Mais pourquoi les gens contents qui entrent à l’Académie, après l’avoir beaucoup désiré, veulent-ils empêcher les autres d’avoir un idéal différent, plus difficile, même inaccessible ?
Peu importe d’ailleurs ! Ce qui importe, c’est d’empêcher à tout prix qu’on nous parle plus longtemps du pessimisme qui devient la grande scie de notre Troisième République. Nous lisions déjà l’autre jour, dans La Revue bleue, une conférence, fort remarquable du reste, de M. Ferdinand Brunetière, sur le même sujet, que le rédacteur de La Revue des Deux Mondes a traité avec une science, une hauteur de vue et une compétence absentes dans le discours élégant du glorieux académicien.

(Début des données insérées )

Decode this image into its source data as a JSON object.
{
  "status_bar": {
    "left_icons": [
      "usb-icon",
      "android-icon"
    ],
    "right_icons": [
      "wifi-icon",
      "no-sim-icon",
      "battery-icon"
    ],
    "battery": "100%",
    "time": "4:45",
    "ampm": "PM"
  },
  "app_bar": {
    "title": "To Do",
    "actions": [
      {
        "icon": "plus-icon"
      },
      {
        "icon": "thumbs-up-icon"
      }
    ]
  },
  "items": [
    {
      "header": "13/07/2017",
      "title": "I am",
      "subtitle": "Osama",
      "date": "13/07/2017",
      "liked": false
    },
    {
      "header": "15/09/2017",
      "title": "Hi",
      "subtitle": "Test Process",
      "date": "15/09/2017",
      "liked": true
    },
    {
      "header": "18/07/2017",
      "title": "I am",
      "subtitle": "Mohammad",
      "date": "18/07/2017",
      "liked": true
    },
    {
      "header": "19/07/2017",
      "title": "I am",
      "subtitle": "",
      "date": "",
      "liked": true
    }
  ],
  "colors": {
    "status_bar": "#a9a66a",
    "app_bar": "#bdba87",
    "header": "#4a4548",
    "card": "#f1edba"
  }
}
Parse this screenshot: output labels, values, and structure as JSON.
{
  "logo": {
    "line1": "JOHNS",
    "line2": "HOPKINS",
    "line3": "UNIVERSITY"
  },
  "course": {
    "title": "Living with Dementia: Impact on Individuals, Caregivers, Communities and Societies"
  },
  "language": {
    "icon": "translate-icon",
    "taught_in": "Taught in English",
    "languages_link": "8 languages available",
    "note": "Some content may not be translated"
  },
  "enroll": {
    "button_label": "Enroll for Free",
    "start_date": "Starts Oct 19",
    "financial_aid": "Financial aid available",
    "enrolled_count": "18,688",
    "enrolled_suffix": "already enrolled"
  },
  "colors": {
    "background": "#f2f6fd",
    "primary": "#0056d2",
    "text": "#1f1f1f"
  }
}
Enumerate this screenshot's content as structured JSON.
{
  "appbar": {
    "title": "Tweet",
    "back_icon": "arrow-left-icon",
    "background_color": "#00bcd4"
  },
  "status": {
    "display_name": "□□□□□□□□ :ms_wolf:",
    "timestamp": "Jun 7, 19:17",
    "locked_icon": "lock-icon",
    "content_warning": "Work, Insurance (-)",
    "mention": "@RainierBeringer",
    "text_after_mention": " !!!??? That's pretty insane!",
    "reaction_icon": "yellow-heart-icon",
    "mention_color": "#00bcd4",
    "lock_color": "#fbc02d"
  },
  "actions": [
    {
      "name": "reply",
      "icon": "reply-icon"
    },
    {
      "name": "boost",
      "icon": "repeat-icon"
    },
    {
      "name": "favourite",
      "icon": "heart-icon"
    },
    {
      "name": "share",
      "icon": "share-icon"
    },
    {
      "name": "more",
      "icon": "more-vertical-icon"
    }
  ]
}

Mais qu’on soit pour ou qu’on soit contre, ne nous parlez plus de pessimisme ; par grâce, n’en parlez plus.
Le seul moyen pratique pour obtenir ce résultat serait de prier nos députés, qui ne font pas grand-chose de bon, de nous voter une loi rédigée à peu près ainsi :
LOI
Tendant à réprimer le pessimisme contemporain
Article premier. — Il est rigoureusement interdit à tout Français sachant lire et écrire de rien lire ou de rien écrire sur le pessimisme contemporain.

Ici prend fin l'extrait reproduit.